La pratique artistique de Loriot et Mélia s’articule entre dessin, peinture, sculpture, installation, photographie et cinéma. Ces artistes sont connus pour concevoir des installations utilisant la lumière sous toutes ses formes. Leur travail se joue de sa captation, de l’incidence de son rayonnement, de ses réflexions et diffractions pour produire des images. 

Entre tradition et modernité
À la fois entre tradition et modernité, l’œuvre de Loriot et Mélia interpelle l’histoire de l’art et interroge la société dans laquelle nous vivons. Leur manipulation de divers matériaux n’est pas sans rappeler la pratique d’artistes comme Picasso, Schwitters ou encore du Pop Art. Ce qui caractérise profondément ce dernier, c'est le rôle de la société de consommation et des déformations qu'elle engendre dans notre comportement au quotidien. À partir de ce principe, les artistes américains ont mis en évidence l'influence que peuvent avoir la publicité, les magazines, les bandes dessinées et la télévision sur nos décisions de consommateurs. Sources que l’on retrouve chez Loriot et Mélia, qui « brassent joyeusement les références, entre l’histoire de l’art très bien assumée et les clins d’œil à l’imagerie populaire ou enfantine, au cinéma ou au dessin animé » (1). Tout comme le Pop Art, leur travail se caractérise par un intérêt pour les objets ordinaires, l'ironie, ainsi que par la confiance en la puissance des images. Leur art prend appui sur la culture populaire de son temps, lui empruntant sa foi dans le pouvoir des images (Conversion cathodique).
Jeux entre le signifiant et le signifié dans le travail de Loriot et Mélia mais également jeux de mots avec les titres aux désignations parfois dadaïstes (Les vrais défauts – les vrais des faux). Par leurs intitulés, les artistes s’amusent également à interpeller les peintres ou plasticiens (Véronèse - Les Noces de Cana ; Ingres - La Source ; Duchamp - Ready-­made in China), ou encore à « faire leur cinéma » (Jour de fête). Leur œuvre est ainsi issue d’une virtuose composition de références et d’objets.

De l’objet…
Loriot et Mélia voient dans les rebuts ou les objets du quotidien qu’ils utilisent se déployer une potentialité insoupçonnable. Lorsqu’ils ne récupèrent pas, ils prennent en photographie. Le couple semble toujours à l’affût d’un objet ou d’un matériau intéressant. En instance d’exclusion, ces objets abandonnés vont connaître une existence inédite par de nouvelles manipulations et changer de statut. Ils passent du déchet à la valeur d’usage, de la valeur d’usage à œuvre (Dard d’art). Ils vont être exploités, mais pas pour ce qu’ils étaient destinés à l’origine. Ils vont devenir Autre.
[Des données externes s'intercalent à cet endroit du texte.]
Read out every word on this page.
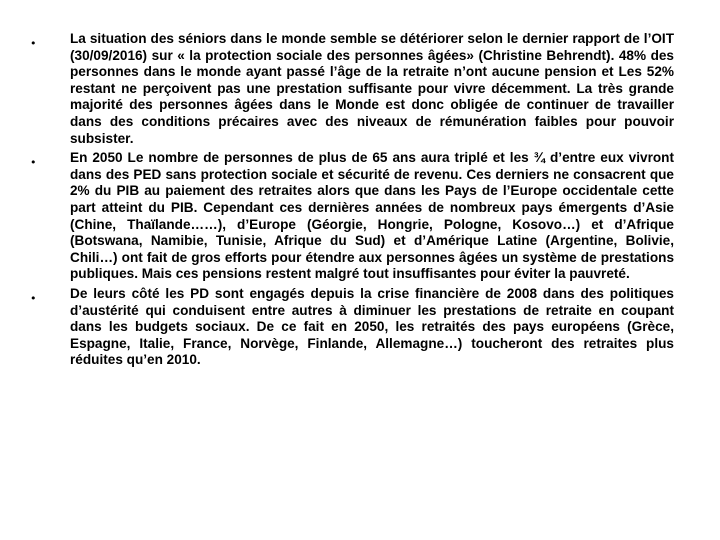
• La situation des séniors dans le monde semble se détériorer selon le dernier rapport de l’OIT (30/09/2016) sur « la protection sociale des personnes âgées» (Christine Behrendt). 48% des personnes dans le monde ayant passé l’âge de la retraite n’ont aucune pension et Les 52% restant ne perçoivent pas une prestation suffisante pour vivre décemment. La très grande majorité des personnes âgées dans le Monde est donc obligée de continuer de travailler dans des conditions précaires avec des niveaux de rémunération faibles pour pouvoir subsister.
• En 2050 Le nombre de personnes de plus de 65 ans aura triplé et les ¾ d’entre eux vivront dans des PED sans protection sociale et sécurité de revenu. Ces derniers ne consacrent que 2% du PIB au paiement des retraites alors que dans les Pays de l’Europe occidentale cette part atteint du PIB. Cependant ces dernières années de nombreux pays émergents d’Asie (Chine, Thaïlande……), d’Europe (Géorgie, Hongrie, Pologne, Kosovo…) et d’Afrique (Botswana, Namibie, Tunisie, Afrique du Sud) et d’Amérique Latine (Argentine, Bolivie, Chili…) ont fait de gros efforts pour étendre aux personnes âgées un système de prestations publiques. Mais ces pensions restent malgré tout insuffisantes pour éviter la pauvreté.
• De leurs côté les PD sont engagés depuis la crise financière de 2008 dans des politiques d’austérité qui conduisent entre autres à diminuer les prestations de retraite en coupant dans les budgets sociaux. De ce fait en 2050, les retraités des pays européens (Grèce, Espagne, Italie, France, Norvège, Finlande, Allemagne…) toucheront des retraites plus réduites qu’en 2010.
Loriot et Mélia renouvellent le langage pictural. Ils travaillent avec des éléments tout faits qu’ils se sont contentés de choisir et d’assembler. Ils proposent une technique fondée sur l’économie de moyens. Ce que les autres jettent comme inutiles, ils le recueillent et l’ordonnent selon leurs désirs artistiques. Semblablement à Schwitters, leur art « retrouve cette primitivité de vivre de chasse, de pêche, de cueillette. Il(s) chasse(nt) le déchet, pêche(nt) l’ordure fastueuse, part(ent) à la cueillette de merveilles abandonnées, invisibles pour les autres » (2). Il existe une poétique du rebut et une séduction dans l’accumulation chez ces plasticiens. L’œuvre créée n’en sera pas moins une œuvre sensible et réceptive.
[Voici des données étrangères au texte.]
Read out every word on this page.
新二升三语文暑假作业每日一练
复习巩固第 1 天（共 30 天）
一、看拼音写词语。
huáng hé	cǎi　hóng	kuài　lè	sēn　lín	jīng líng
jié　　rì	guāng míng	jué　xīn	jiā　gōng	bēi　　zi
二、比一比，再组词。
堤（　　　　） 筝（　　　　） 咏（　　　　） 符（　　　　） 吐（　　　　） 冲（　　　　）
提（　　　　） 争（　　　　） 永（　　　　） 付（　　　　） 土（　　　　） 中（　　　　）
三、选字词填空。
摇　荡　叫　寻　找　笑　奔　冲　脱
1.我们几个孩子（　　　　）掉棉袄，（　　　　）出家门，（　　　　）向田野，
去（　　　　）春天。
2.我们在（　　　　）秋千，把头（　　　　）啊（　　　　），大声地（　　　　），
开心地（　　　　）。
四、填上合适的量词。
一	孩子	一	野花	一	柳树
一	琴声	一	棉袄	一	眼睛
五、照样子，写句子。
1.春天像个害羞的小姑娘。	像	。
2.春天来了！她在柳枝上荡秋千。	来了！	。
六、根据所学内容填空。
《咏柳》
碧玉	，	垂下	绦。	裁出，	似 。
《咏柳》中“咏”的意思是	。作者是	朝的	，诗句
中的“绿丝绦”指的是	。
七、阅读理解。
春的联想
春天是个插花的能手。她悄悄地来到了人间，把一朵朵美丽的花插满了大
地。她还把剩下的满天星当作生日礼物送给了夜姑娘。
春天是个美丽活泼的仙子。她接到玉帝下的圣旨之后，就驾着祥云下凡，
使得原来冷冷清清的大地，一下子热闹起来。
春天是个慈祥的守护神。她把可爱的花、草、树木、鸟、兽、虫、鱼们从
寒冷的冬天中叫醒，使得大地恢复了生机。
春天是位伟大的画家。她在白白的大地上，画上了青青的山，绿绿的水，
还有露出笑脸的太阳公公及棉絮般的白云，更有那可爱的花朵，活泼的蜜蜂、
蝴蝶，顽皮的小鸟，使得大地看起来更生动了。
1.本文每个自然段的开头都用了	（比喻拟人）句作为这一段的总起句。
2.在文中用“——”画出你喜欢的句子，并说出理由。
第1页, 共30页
Voici des artistes dont les agencements à partir de détritus du monde industrialisé débouchent sur un art qui renverse l’ordre établit : un Renversement de la rétine (3).

… à l’image
Un couple d’artistes : Loriot et Mélia, Mélia et Loriot, les Loriot­-Mélia. Qui est qui, qui fait quoi ? Quelle importance ? Ce double, ne formant qu’un, est à comparer à l’image spéculaire propre à Merleau­-Ponty qui « change moi en autrui et autrui en moi ». Il renvoie ainsi au fondement principal de leur travail plastique : la construction de l’image. Du chaos naît la forme. Comme une peinture, les taches appliquées « par hasard » forment une image. L’œuvre de Loriot et Mélia est une histoire de construction et de vision, mais d’une vision à deux registres. L’entrelacement s’effectue entre l’imaginaire et le réel, comme les figures que l’on se met à percevoir dans les tapisseries à fleurs lors de moments de rêverie (Blanc de Meudon).
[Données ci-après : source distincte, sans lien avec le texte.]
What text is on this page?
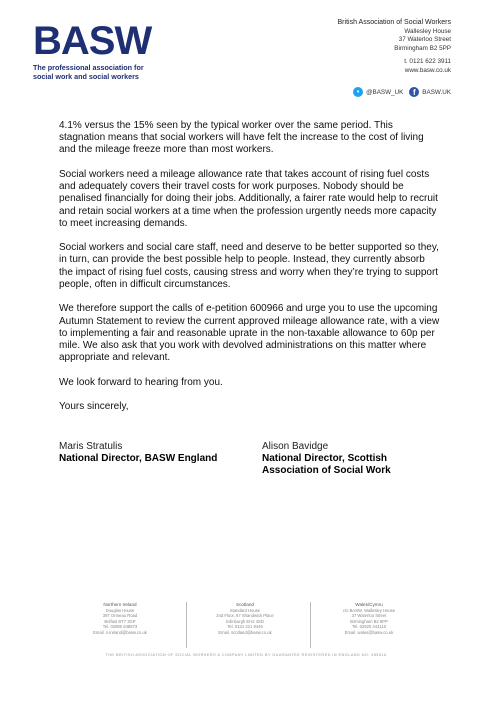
BASW
The professional association for
social work and social workers
British Association of Social Workers
Wallesley House
37 Waterloo Street
Birmingham B2 5PP
t. 0121 622 3911
www.basw.co.uk
•	@BASW_UK	f	BASW.UK

4.1% versus the 15% seen by the typical worker over the same period. This stagnation means that social workers will have felt the increase to the cost of living and the mileage freeze more than most workers.

Social workers need a mileage allowance rate that takes account of rising fuel costs and adequately covers their travel costs for work purposes. Nobody should be penalised financially for doing their jobs. Additionally, a fairer rate would help to recruit and retain social workers at a time when the profession urgently needs more capacity to meet increasing demands.

Social workers and social care staff, need and deserve to be better supported so they, in turn, can provide the best possible help to people. Instead, they currently absorb the impact of rising fuel costs, causing stress and worry when they’re trying to support people, often in difficult circumstances.

We therefore support the calls of e-petition 600966 and urge you to use the upcoming Autumn Statement to review the current approved mileage allowance rate, with a view to implementing a fair and reasonable uprate in the non-taxable allowance to 60p per mile. We also ask that you work with devolved administrations on this matter where appropriate and relevant.

We look forward to hearing from you.

Yours sincerely,

Maris Stratulis
National Director, BASW England
Alison Bavidge
National Director, Scottish Association of Social Work
Northern Ireland
Douglas House
397 Ormeau Road
Belfast BT7 3GP
Tel. 02890 648873
Email. n.ireland@basw.co.uk
Scotland
Standard House
2nd Floor, 67 Shandwick Place
Edinburgh EH2 4SD
Tel. 0131 221 9445
Email. scotland@basw.co.uk
Wales/Cymru
c/o BASW, Wallesley House
37 Waterloo Street
Birmingham B2 5PP
Tel. 02920 444110
Email. wales@basw.co.uk
THE BRITISH ASSOCIATION OF SOCIAL WORKERS A COMPANY LIMITED BY GUARANTEE REGISTERED IN ENGLAND NO: 985516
La vision est la force de leur travail. Les images qu’ils produisent sont semblables à l’image spéculaire. Toutefois, la figure ne surgit non pas d’un miroir mais de réflexions lumineuses et objectales. L’apparition, de l’ordre de l’épiphanie, se révèle au spectateur et avant tout aux artistes, créateurs de celle­ci. Elle naît de leur intention. « Les dispositifs que Loriot et Mélia conçoivent sont en réalité le fruit d’un travail longuement réfléchi qui ne supporte aucune espèce d’improvisation » rappelle Philipe Piguet (4). Certaines œuvres avoisinent le théâtre d’ombres. Des objets - proches d’un fouillis cependant minutieusement et savamment échafaudé - font naître, par un jeu de lumière, une nette figure qui se reflète sur un mur, un plafond ou encore une surface autre. Sous cette légèreté, sous ce carnaval de formes et d’objets, rien n’est laissé au hasard. Malgré l’apparent désordre, chaque objet a sa place afin de produire, avec l’aide de la trajectoire de la lumière et des obstacles, une figure bien distincte des objets dont elle est issue (L’effet papillon).
Cette « écriture de lumière » inventée par le couple rappelle la photographie. Révéler est la propriété principale de ce procédé. Loriot et Mélia travaillent avec le double, produisent des figures impalpables. Ils fonctionnent avec la lumière qui est la condition sine qua non de la photographie. Comme pour cette dernière, leurs images partent d’objets réels, elles se déplacent et se (dé)matérialisent. On aboutit à un reflet de reflets, à un double de doubles. Les installations de Loriot et Mélia sont des « décalcomanies du réel » (5), un certificat de présence mais pas forcément de réalité. Elles demeurent près de la réalité mais n’en restent pas moins une illusion trompeuse, un leurre (On ne se voit jamais comme Monet).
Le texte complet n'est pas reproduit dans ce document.